Innumerable books were written during the nineteenth and the twentieth centuries. The books that were written in the past six decades of the twentieth century outnumbered the total number of books publishing during the past twenty-four centuries. Therefore, for obvious reasons, neither all the published books nor all the writers are mentioned in this work. However only the books and authors that are essential to point out the major trends in Tamil language and literature are mentioned in this book.

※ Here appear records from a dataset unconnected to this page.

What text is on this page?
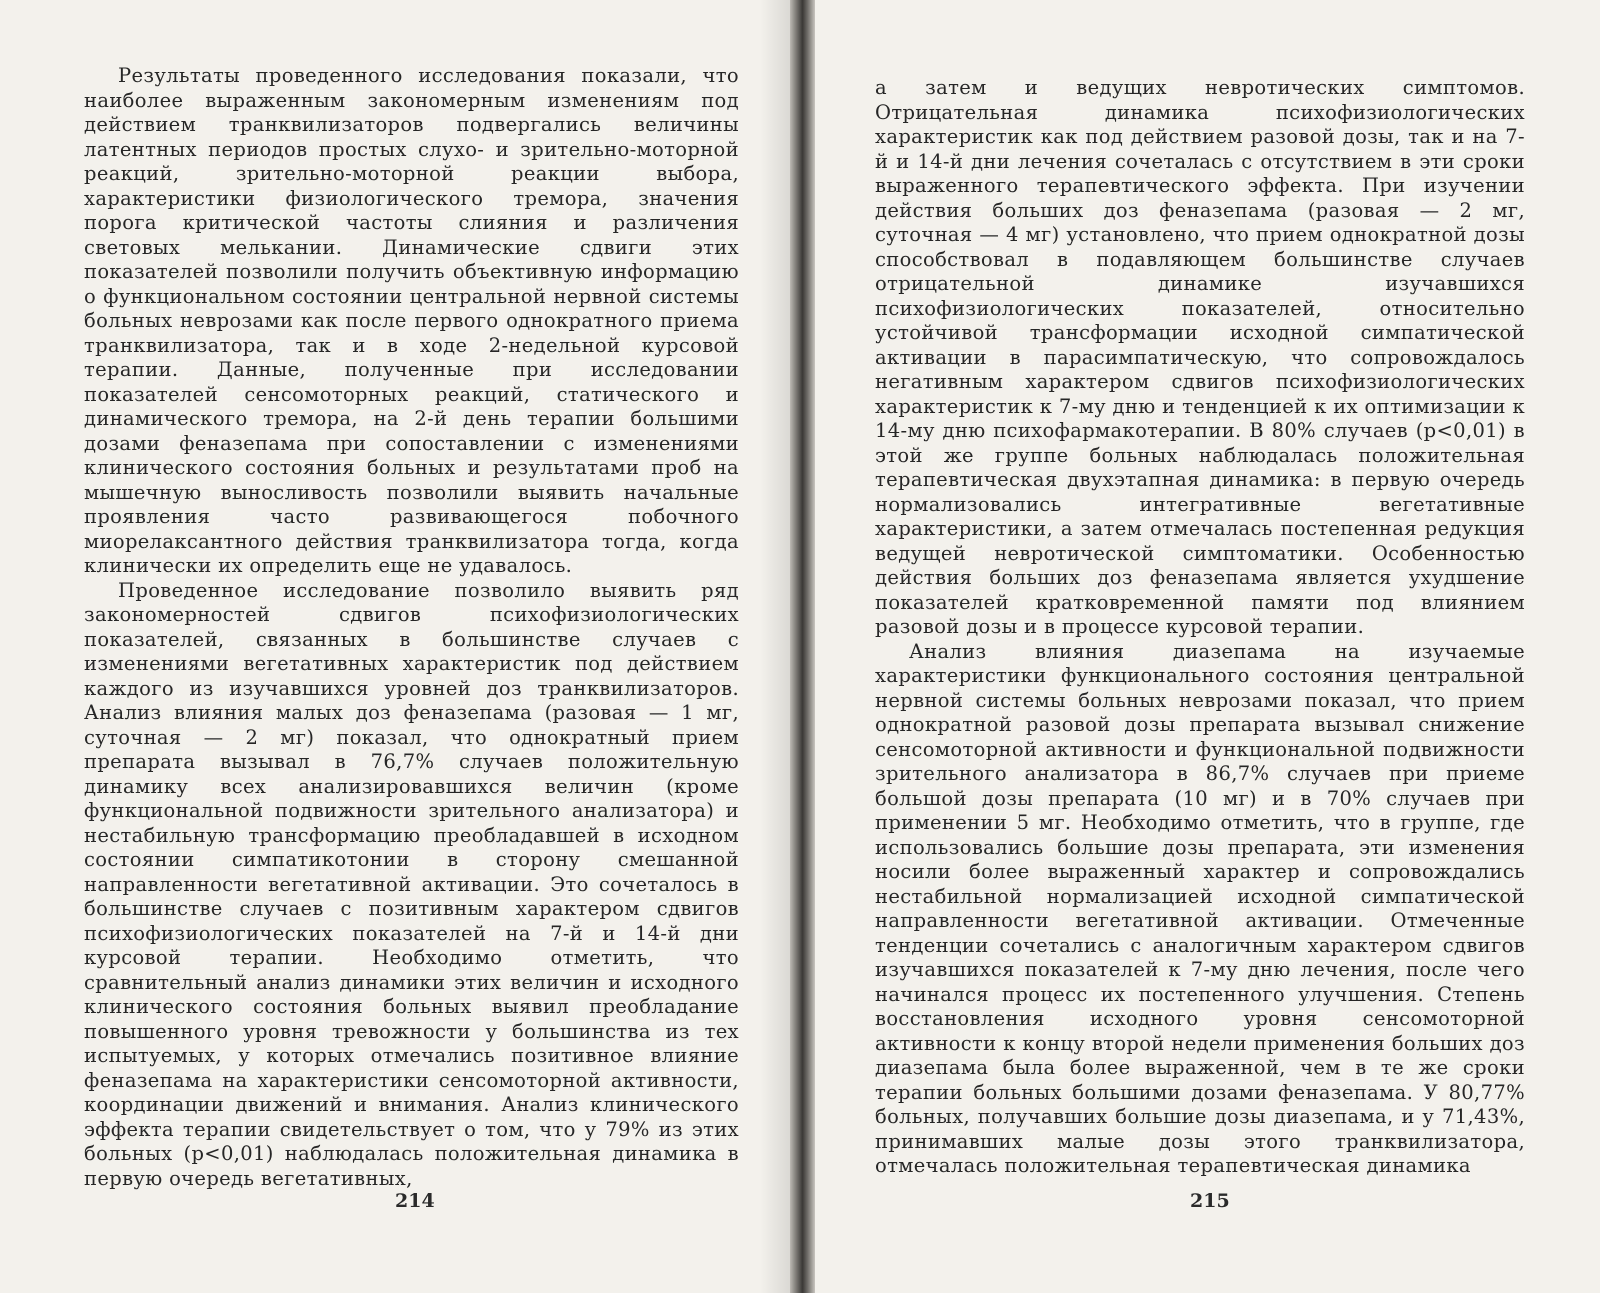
Результаты проведенного исследования показали, что наиболее выраженным закономерным изменениям под действием транквилизаторов подвергались величины латентных периодов простых слухо- и зрительно-моторной реакций, зрительно-моторной реакции выбора, характеристики физиологического тремора, значения порога критической частоты слияния и различения световых мелькании. Динамические сдвиги этих показателей позволили получить объективную информацию о функциональном состоянии центральной нервной системы больных неврозами как после первого однократного приема транквилизатора, так и в ходе 2-недельной курсовой терапии. Данные, полученные при исследовании показателей сенсомоторных реакций, статического и динамического тремора, на 2-й день терапии большими дозами феназепама при сопоставлении с изменениями клинического состояния больных и результатами проб на мышечную выносливость позволили выявить начальные проявления часто развивающегося побочного миорелаксантного действия транквилизатора тогда, когда клинически их определить еще не удавалось.

Проведенное исследование позволило выявить ряд закономерностей сдвигов психофизиологических показателей, связанных в большинстве случаев с изменениями вегетативных характеристик под действием каждого из изучавшихся уровней доз транквилизаторов. Анализ влияния малых доз феназепама (разовая — 1 мг, суточная — 2 мг) показал, что однократный прием препарата вызывал в 76,7% случаев положительную динамику всех анализировавшихся величин (кроме функциональной подвижности зрительного анализатора) и нестабильную трансформацию преобладавшей в исходном состоянии симпатикотонии в сторону смешанной направленности вегетативной активации. Это сочеталось в большинстве случаев с позитивным характером сдвигов психофизиологических показателей на 7-й и 14-й дни курсовой терапии. Необходимо отметить, что сравнительный анализ динамики этих величин и исходного клинического состояния больных выявил преобладание повышенного уровня тревожности у большинства из тех испытуемых, у которых отмечались позитивное влияние феназепама на характеристики сенсомоторной активности, координации движений и внимания. Анализ клинического эффекта терапии свидетельствует о том, что у 79% из этих больных (p<0,01) наблюдалась положительная динамика в первую очередь вегетативных,

214

а затем и ведущих невротических симптомов. Отрицательная динамика психофизиологических характеристик как под действием разовой дозы, так и на 7-й и 14-й дни лечения сочеталась с отсутствием в эти сроки выраженного терапевтического эффекта. При изучении действия больших доз феназепама (разовая — 2 мг, суточная — 4 мг) установлено, что прием однократной дозы способствовал в подавляющем большинстве случаев отрицательной динамике изучавшихся психофизиологических показателей, относительно устойчивой трансформации исходной симпатической активации в парасимпатическую, что сопровождалось негативным характером сдвигов психофизиологических характеристик к 7-му дню и тенденцией к их оптимизации к 14-му дню психофармакотерапии. В 80% случаев (p<0,01) в этой же группе больных наблюдалась положительная терапевтическая двухэтапная динамика: в первую очередь нормализовались интегративные вегетативные характеристики, а затем отмечалась постепенная редукция ведущей невротической симптоматики. Особенностью действия больших доз феназепама является ухудшение показателей кратковременной памяти под влиянием разовой дозы и в процессе курсовой терапии.

Анализ влияния диазепама на изучаемые характеристики функционального состояния центральной нервной системы больных неврозами показал, что прием однократной разовой дозы препарата вызывал снижение сенсомоторной активности и функциональной подвижности зрительного анализатора в 86,7% случаев при приеме большой дозы препарата (10 мг) и в 70% случаев при применении 5 мг. Необходимо отметить, что в группе, где использовались большие дозы препарата, эти изменения носили более выраженный характер и сопровождались нестабильной нормализацией исходной симпатической направленности вегетативной активации. Отмеченные тенденции сочетались с аналогичным характером сдвигов изучавшихся показателей к 7-му дню лечения, после чего начинался процесс их постепенного улучшения. Степень восстановления исходного уровня сенсомоторной активности к концу второй недели применения больших доз диазепама была более выраженной, чем в те же сроки терапии больных большими дозами феназепама. У 80,77% больных, получавших большие дозы диазепама, и у 71,43%, принимавших малые дозы этого транквилизатора, отмечалась положительная терапевтическая динамика

215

Since this book is meant for other linguistic groups in the country and written with a limit set to the number of pages, there is no scope for detailed explanation or highlighting special features of books and elaborate notes on authors. A word about modern literature: the works that are mentioned here cannot be said with certainty that they will survive the test of time and remain in the future as literary pieces. Some of the works that are not referred to in this work may in the future live as literary pieces. The tide of time is more powerful than the preferences of my own intellect.
The history of Tamil literature is classified into different ways. The following classification is attempted with the main purpose of enabling other linguistic groups to understand Tamil literature.
Ancient Period
1. The Period of Cankam Literature: B.C. 500-200 A.D. The age of akam and puram poetical works.
2. The Period of Ethical Literature: 100-500 A.D. (a) Tirukkural and other ethical works; (b) Karnarpatu and other works written in venpa metre. -
3. The Period of Old Epics: Cilappatikaram, Manimekalai, Muttollayiram and other works.
Medieval Period
1. The Period of Bhakti Literature: 600-900 A. D. (a) The hymns of Nayanmars and Alvars; (b) Nantikkalam-pakam and other literary works.
2. The Period of Epic Literature: 900-1200 A.D. (a) Jain and Buddhist works like Civakacintamani, Perunkatai and other literary works; (b) Grammatical works like Iraiyanar Kalaviyal and others; (c) Eminent poets like Cekkilar, Kampar, Ottakkuttar, Auvaiyar and others; (d) Minor literary works like ula, parani and pillaittamil.
3. The Period of Commentaries: 1200A.D--1500 A.D.
(a) Commentators like Ilampuranar, Peraciriyar and others;
(b) (i) Commentaries on Vaisnava devotional works; (ii) Islamic literature; (iii) Christian Tamil scholars:Viramamunivar and others; (iv) the growth of prose literature.
Modern Literature
1. Nineteenth Century: (a) Christian contribution to Tamil literature; (b) Ramalinkar, Vetanayakar and others; (c) The growth of novels and essays.
2. Twentieth Century: (a) Paratiyar, Kalki, Putumaippittan; (b) Short story, novel and plays; (c) Biography, essays and critical works.